The Tax Court accepted the taxpayer’s position that he was a real estate professional in the case of Zarrinnegar, et al v. Commissioner, TC Memo 2017-34. And Dr. Zarrinnegar prevailed in this case despite working in his own dental practice with his spouse, Dr. Dini.
To be classified as a real estate professional a taxpayer must meet two tests. First, the taxpayer must have over 750 hours of services in real property trade or businesses in which he actively participates and more than one-half of the personal services performed in trades or businesses in which the taxpayer participates must be in real property trades or businesses. [IRC §469(c)(7)]
Merely being a real estate professional isn’t enough to allow a taxpayer to deduct losses from rental activities. While they are no longer automatically treated as passive activities, the taxpayer must still demonstrate material participation in the activities.
The IRS conceded that if Dr. Zarrinnegar is a real estate professional he would qualify as materially participating under the “substantially all” test found at Reg. §1.469-5T(a)(2) since his activities in this case “constitutes substantially all of the participation in such activity of all individuals (including individuals who are not owners of interests in the activity) for such year.”
Since Dr. Zarrinnegar also was working in his practice, he faced skepticism from the IRS both with regard to whether he had 750 hours to participate in the activities and whether his hours in real estate activities were more than his hours in the dental practice.
The doctors worked alternating shifts in their practice, as explained by the opinion:
Petitioners are both dentists. During the years at issue they worked at their joint dental practice in shifts. Petitioner wife worked Mondays, Wednesdays, Thursdays, and Fridays from 9 a.m. until 2:30 p.m. and some Saturdays from 8 a.m. until 12 p.m. Petitioner husband worked at the dental practice Mondays, Wednesdays, Thursdays, and Fridays from 2:30 p.m. until 6 p.m.

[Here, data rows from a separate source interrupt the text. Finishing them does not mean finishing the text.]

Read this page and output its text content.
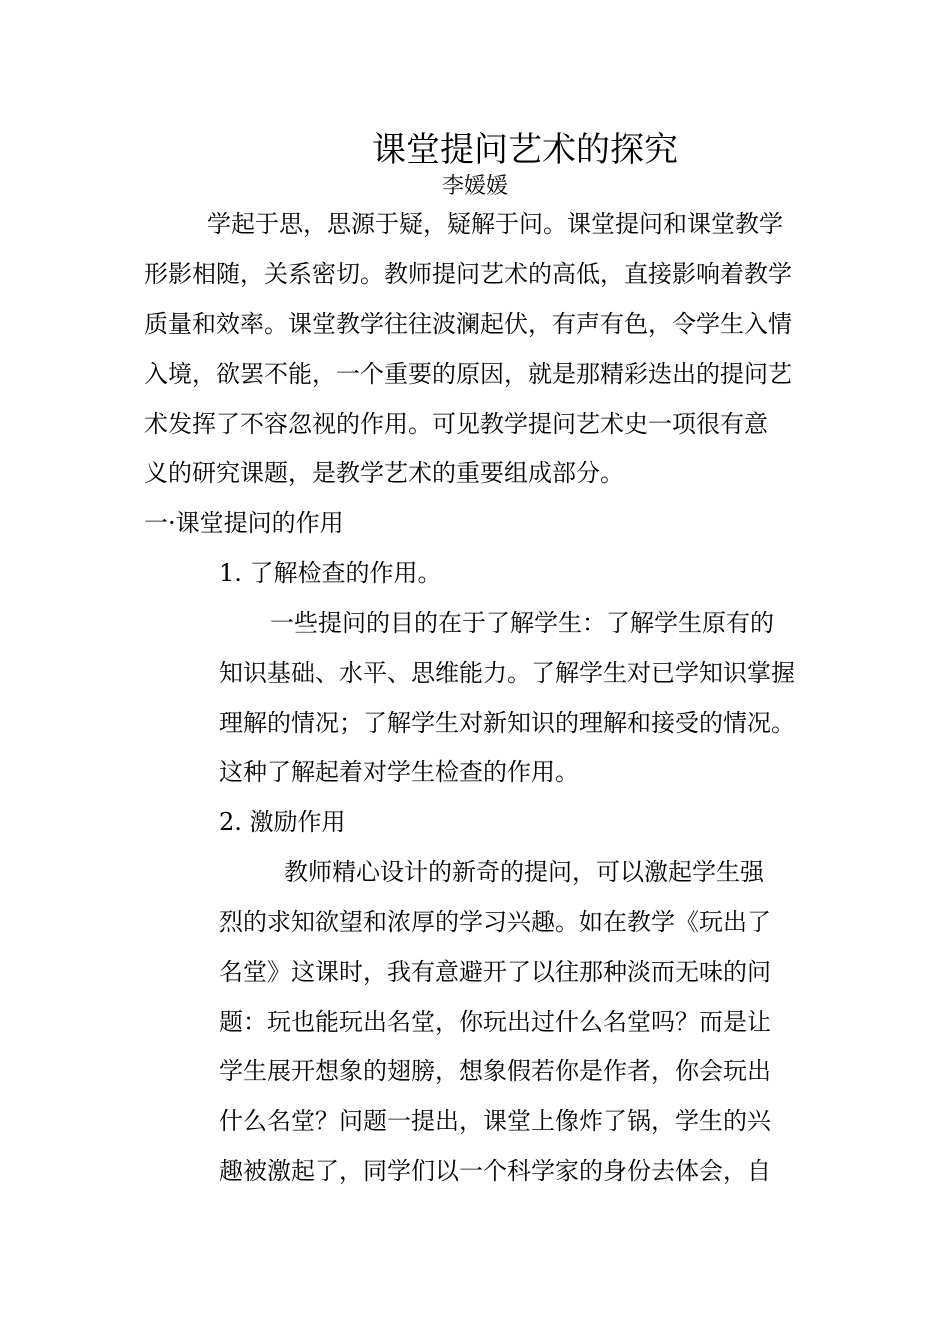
课堂提问艺术的探究
李媛媛
学起于思，思源于疑，疑解于问。课堂提问和课堂教学
形影相随，关系密切。教师提问艺术的高低，直接影响着教学
质量和效率。课堂教学往往波澜起伏，有声有色，令学生入情
入境，欲罢不能，一个重要的原因，就是那精彩迭出的提问艺
术发挥了不容忽视的作用。可见教学提问艺术史一项很有意
义的研究课题，是教学艺术的重要组成部分。
一·课堂提问的作用
1. 了解检查的作用。
一些提问的目的在于了解学生：了解学生原有的
知识基础、水平、思维能力。了解学生对已学知识掌握
理解的情况；了解学生对新知识的理解和接受的情况。
这种了解起着对学生检查的作用。
2. 激励作用
教师精心设计的新奇的提问，可以激起学生强
烈的求知欲望和浓厚的学习兴趣。如在教学《玩出了
名堂》这课时，我有意避开了以往那种淡而无味的问
题：玩也能玩出名堂，你玩出过什么名堂吗？而是让
学生展开想象的翅膀，想象假若你是作者，你会玩出
什么名堂？问题一提出，课堂上像炸了锅，学生的兴
趣被激起了，同学们以一个科学家的身份去体会，自
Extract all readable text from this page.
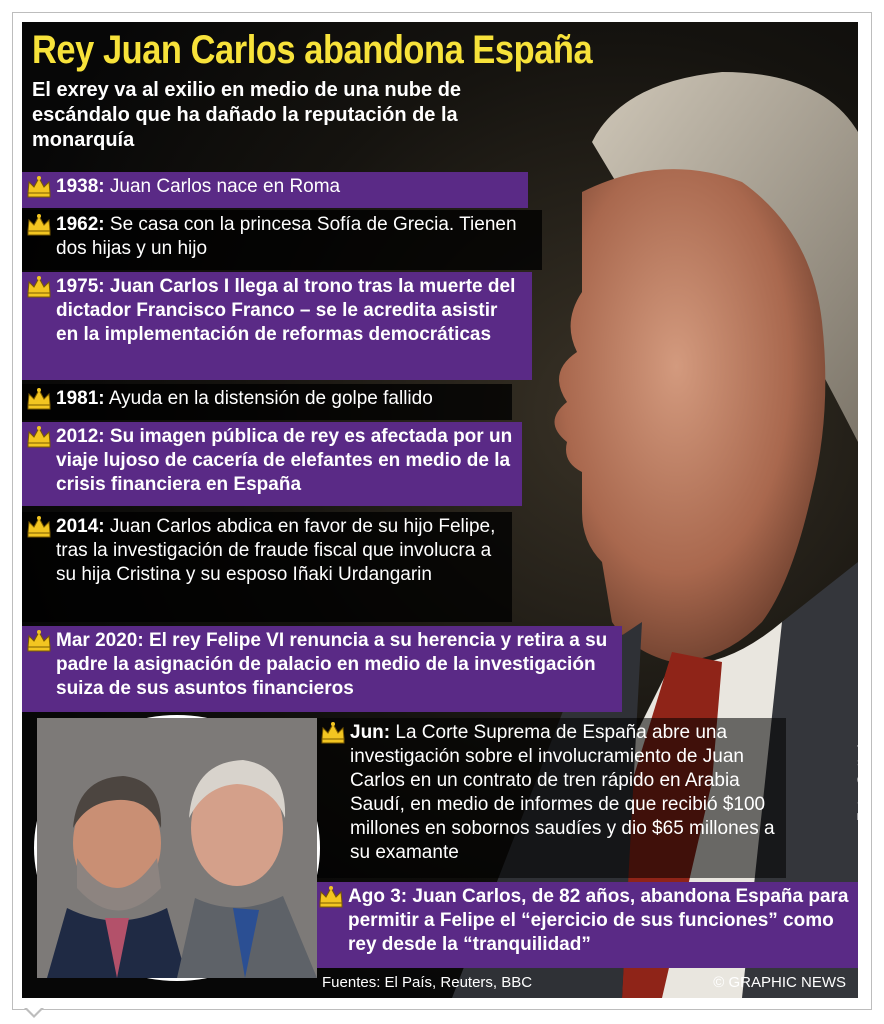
Rey Juan Carlos abandona España

El exrey va al exilio en medio de una nube de escándalo que ha dañado la reputación de la monarquía

1938: Juan Carlos nace en Roma
1962: Se casa con la princesa Sofía de Grecia. Tienen dos hijas y un hijo
1975: Juan Carlos I llega al trono tras la muerte del dictador Francisco Franco – se le acredita asistir en la implementación de reformas democráticas
1981: Ayuda en la distensión de golpe fallido
2012: Su imagen pública de rey es afectada por un viaje lujoso de cacería de elefantes en medio de la crisis financiera en España
2014: Juan Carlos abdica en favor de su hijo Felipe, tras la investigación de fraude fiscal que involucra a su hija Cristina y su esposo Iñaki Urdangarin
Mar 2020: El rey Felipe VI renuncia a su herencia y retira a su padre la asignación de palacio en medio de la investigación suiza de sus asuntos financieros
Jun: La Corte Suprema de España abre una investigación sobre el involucramiento de Juan Carlos en un contrato de tren rápido en Arabia Saudí, en medio de informes de que recibió $100 millones en sobornos saudíes y dio $65 millones a su examante
Ago 3: Juan Carlos, de 82 años, abandona España para permitir a Felipe el “ejercicio de sus funciones” como rey desde la “tranquilidad”
Foto: Getty Images
Fuentes: El País, Reuters, BBC	© GRAPHIC NEWS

Dr. Dini did not work in the rental activities, but rather all of the activities were performed by Dr. Zarrinnegar. As the court explained:
Petitioner husband spent hundreds of hours on brokerage-related activities, including brokers' tours, listing searches, open houses, property viewings, and client meetings. He also spent significant time each year managing petitioners' four rental properties. All told, petitioner-husband spent over 1,000 hours on the real estate business during each year at issue.
The Court concluded that Dr. Zarrinnegar worked that many hours based both on the quality of his records and credible testimony offered in support of the hours he spent:
To establish the hours petitioner husband spent each year on his real estate business, petitioners offered petitioner husband’s testimony and logs of hours for 2010, 2011, and 2012; each log showed that petitioner husband spent more than 1,000 hours per year on real estate activities. Petitioner husband testified credibly that the logs had been prepared contemporaneously. He also testified credibly and at great length about the logs’ contents; he was able to recall extensive details relating to the entries. Petitioners also offered the testimony of several other witnesses, including petitioner wife. All this testimony was credible and tended to corroborate petitioner husband’s logs and testimony. We therefore find that petitioner husband worked more than 1,000 hours per year at the real estate business.
But establishing his hours spent in real estate was only one part of the test—Dr. Zarrinnegar had to establish that he worked at least one less hour in the dental practice. But the Court found he had established that point as well:
We also find, on the basis of petitioners’ credible testimony, that petitioner husband worked at the dental practice Mondays, Wednesdays, Thursdays, and Fridays from 2:30 p.m. until 6 p.m., for a total of 14 hours per week (that is, approximately 728 hours per year, if petitioner husband worked every week). Petitioner wife worked at the dental practice Mondays, Wednesdays, Thursdays, and Fridays from 9 a.m. to 2:30 p.m. and some Saturdays from 8 a.m. until 12 p.m. Petitioner husband’s logs of real estate activities, and the testimony of the various witnesses about the time petitioner husband spent on real estate activities, tend to corroborate—at least indirectly—petitioner husband’s limited schedule at the dental practice in the light of the time he was spending in pursuit of his real estate business. After careful review of all the evidence, giving due account to the credibility of petitioners and the other witnesses, we are persuaded that petitioner husband worked fewer than 1,000 hours at the dental practice in each year at issue.
The fact that this return got pulled for examination isn’t surprising—there have been far more cases in court where taxpayers with other occupations have failed to show they were real estate professionals because they could not credibly establish that they had worked more hours in real estate than in their other job.
In this case, though, the taxpayers were able to clear that hurdle—and the reason is largely because Dr. Zarrinnegar was a believable witness, backed up by consistent records.